Very nice photos. This is male imago is Leptophlebia pacifica, an OR species which has now successfully migrated to north to WA. Leptophlebia is a stillwater genus, so it would have actually come from Cady Lake. Nice work.
Wow thanks! Now that is interesting. The hatch was very sparse at best, but they were there. I had an imitation of sorts in my box and I picked up several fish, and missed several other strikes and the big one got away! I saw these there last year also.


"Chasing Riseforms"
I've seen them there too Larry, not very many. Seemed liked a hatch of five....I called them March Browns because they were brown.....
I'm glad I'm not the only crazy guy that have seen these Steve! Ha. Yes, pretty sparse. Let's hope they multiply!! Give some Cady Lake fish some real food to chase on the surface besides midges!

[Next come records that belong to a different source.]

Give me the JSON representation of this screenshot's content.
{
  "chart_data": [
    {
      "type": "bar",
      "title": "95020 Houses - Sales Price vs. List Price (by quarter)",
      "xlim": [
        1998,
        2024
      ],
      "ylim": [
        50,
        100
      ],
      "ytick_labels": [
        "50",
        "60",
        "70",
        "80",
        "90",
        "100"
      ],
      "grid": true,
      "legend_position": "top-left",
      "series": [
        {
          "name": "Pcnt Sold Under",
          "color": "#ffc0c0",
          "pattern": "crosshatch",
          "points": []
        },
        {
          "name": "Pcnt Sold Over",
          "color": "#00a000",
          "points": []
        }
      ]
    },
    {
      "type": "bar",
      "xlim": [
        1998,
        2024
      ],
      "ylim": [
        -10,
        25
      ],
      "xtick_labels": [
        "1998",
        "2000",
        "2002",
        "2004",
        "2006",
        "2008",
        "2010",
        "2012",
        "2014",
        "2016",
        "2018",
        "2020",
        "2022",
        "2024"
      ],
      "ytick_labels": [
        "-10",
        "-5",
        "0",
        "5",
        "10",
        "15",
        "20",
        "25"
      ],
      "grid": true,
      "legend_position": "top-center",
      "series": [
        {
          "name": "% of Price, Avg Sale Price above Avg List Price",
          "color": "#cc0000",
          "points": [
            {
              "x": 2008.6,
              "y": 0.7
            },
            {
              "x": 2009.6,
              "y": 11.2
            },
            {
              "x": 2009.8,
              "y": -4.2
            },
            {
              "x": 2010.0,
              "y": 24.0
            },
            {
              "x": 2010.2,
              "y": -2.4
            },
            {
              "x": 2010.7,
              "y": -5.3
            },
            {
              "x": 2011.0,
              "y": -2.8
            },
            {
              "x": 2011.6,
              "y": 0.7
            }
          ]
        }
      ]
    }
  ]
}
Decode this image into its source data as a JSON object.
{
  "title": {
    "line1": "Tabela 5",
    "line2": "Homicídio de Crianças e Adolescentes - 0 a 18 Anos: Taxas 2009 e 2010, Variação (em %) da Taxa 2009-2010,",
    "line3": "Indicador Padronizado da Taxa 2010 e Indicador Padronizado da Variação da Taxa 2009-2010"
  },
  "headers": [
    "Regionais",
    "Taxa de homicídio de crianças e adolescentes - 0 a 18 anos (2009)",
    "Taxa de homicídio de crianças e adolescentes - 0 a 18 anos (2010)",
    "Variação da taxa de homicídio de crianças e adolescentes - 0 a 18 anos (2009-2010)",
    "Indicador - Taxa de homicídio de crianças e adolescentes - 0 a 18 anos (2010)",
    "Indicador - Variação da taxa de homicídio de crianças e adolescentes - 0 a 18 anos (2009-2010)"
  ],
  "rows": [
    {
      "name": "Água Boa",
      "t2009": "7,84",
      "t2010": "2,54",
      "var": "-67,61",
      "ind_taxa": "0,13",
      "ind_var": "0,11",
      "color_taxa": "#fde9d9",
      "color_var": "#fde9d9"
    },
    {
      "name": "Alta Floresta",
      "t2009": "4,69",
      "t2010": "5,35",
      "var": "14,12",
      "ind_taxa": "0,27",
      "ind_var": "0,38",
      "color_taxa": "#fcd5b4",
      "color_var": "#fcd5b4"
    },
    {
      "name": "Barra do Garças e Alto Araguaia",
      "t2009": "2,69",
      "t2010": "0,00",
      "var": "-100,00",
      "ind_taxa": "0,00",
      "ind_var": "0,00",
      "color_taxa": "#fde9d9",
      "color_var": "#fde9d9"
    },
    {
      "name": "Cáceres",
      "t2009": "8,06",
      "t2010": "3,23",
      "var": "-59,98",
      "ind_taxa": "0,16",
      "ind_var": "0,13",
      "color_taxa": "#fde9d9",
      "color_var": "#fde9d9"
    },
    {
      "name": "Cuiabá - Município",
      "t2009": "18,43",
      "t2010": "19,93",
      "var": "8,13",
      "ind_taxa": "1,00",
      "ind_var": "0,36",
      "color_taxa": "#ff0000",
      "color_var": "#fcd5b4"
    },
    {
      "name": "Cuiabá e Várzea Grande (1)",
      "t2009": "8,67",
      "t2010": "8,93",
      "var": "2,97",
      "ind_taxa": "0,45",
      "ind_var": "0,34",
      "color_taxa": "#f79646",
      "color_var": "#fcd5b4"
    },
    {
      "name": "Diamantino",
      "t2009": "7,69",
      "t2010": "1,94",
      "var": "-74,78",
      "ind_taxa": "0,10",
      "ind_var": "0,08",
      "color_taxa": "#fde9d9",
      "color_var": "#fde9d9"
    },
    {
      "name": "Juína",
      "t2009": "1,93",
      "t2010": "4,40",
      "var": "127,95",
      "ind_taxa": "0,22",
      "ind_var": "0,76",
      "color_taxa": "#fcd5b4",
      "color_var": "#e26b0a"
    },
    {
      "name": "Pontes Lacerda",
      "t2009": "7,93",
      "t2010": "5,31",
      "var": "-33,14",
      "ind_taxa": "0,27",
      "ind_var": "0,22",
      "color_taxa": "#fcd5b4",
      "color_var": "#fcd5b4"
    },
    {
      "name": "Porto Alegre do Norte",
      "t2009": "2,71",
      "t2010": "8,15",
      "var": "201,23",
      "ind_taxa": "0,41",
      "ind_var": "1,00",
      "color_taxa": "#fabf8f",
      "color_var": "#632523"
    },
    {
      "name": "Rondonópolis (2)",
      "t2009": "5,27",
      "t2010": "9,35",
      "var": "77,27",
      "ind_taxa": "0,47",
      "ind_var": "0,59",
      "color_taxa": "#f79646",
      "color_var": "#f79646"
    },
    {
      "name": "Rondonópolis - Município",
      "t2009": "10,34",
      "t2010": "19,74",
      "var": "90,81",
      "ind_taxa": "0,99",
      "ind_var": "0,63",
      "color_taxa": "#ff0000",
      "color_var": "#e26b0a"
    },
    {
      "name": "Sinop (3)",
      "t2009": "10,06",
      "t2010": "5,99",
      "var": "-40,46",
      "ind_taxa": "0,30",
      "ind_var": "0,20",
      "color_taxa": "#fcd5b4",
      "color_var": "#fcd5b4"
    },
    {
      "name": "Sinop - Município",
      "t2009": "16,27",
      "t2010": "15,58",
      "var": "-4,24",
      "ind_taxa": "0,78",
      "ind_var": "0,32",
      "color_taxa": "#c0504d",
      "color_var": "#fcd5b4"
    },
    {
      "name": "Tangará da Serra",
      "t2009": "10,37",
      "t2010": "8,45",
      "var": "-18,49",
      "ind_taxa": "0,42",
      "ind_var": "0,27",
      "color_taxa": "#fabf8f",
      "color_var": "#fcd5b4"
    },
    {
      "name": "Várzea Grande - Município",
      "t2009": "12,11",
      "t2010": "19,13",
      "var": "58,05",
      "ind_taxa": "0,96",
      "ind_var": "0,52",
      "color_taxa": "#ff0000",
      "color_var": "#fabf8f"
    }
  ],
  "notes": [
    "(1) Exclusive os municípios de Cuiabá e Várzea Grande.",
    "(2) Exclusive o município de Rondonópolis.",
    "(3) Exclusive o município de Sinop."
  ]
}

It has one leg raised... I think it has a question. Too skinny for a MB... what's its common name, or does it have one?


Staff member
Hi Gene,

It has one leg raised... I think it has a question. Too skinny for a MB... what's its common name, or does it have one?
Yes, it certainly appears to have good manners.;)

As to common name, it's called a Western Black Quill by Rick Hafele & Dave Hughes in their wonderful book, Western Mayfly Hatches.


Left handed Gemini.
Very late answer I know but yes they do hatch from the lake, they do every year at cady the really cool thing is how they emerge if you ever get a chance to watch them it's incredible I think they actually do it under the surface and then as they break the surface they fly away almost instantly giving the fish very little time to get on the emerging adults, they seem to just explode out of the lake, I've had some vicious takes on subsurface emerger patterns.